Psychiatry should be leading the charge when it comes to the mental wellbeing of doctors experiencing anti-Black racism. Yet, even in the mental health field, there are no support systems in place to psychologically prepare Black doctors for the heavy burden of blatant anti-Blackness they likely will experience on the job. Also, racist slurs and behaviors are like a punch to the gut; they aren’t just painful, they’re distracting. Yet, it is expected that Black doctors should just take the hit, and continue functioning at high capacity without delay.

Neither schools nor hospitals prepare doctors for the racist treatment that their Black patients will face, either. They are not well-equipped to shoulder the burden of witnessing patients, and sometimes colleagues, harm Black people who are already sick. But they should be.
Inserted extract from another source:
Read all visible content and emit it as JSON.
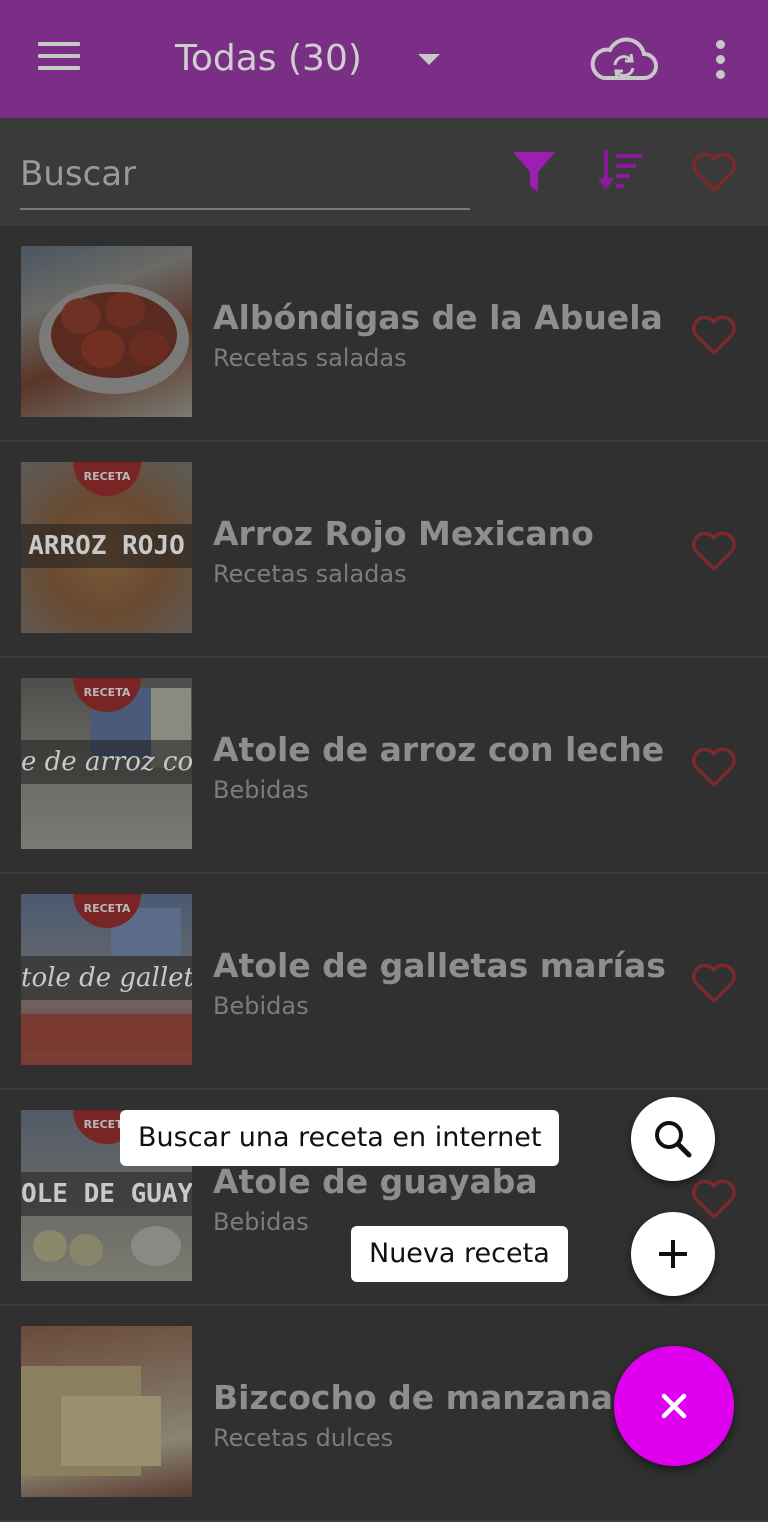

Medical schools and training programs should have initiatives in place to help Black doctors prepare for and process the racism they experience. They also need mechanisms to hold patients accountable for racism, as well as the staff who defend them.

I often hear people say they would take a stand against racism, were it not so difficult to identify. Indeed, the everyday cuts and slights that Black Americans face are invisible to some. We’ve all been taught, at least in this country, that being called a “nigger” is as conspicuous an act of racism as it gets. Yet in my experience, most healthcare providers remain silent when that happens. There is simply no excuse.

Amanda Joy Calhoun, MD, MPH is a Child Psychiatry Fellow at Yale Child Study Center/Yale School of Medicine and an AMA-SHLI Medical Justice in Advocacy Fellow. She is currently writing a book about the mental health effects of anti-Black racism.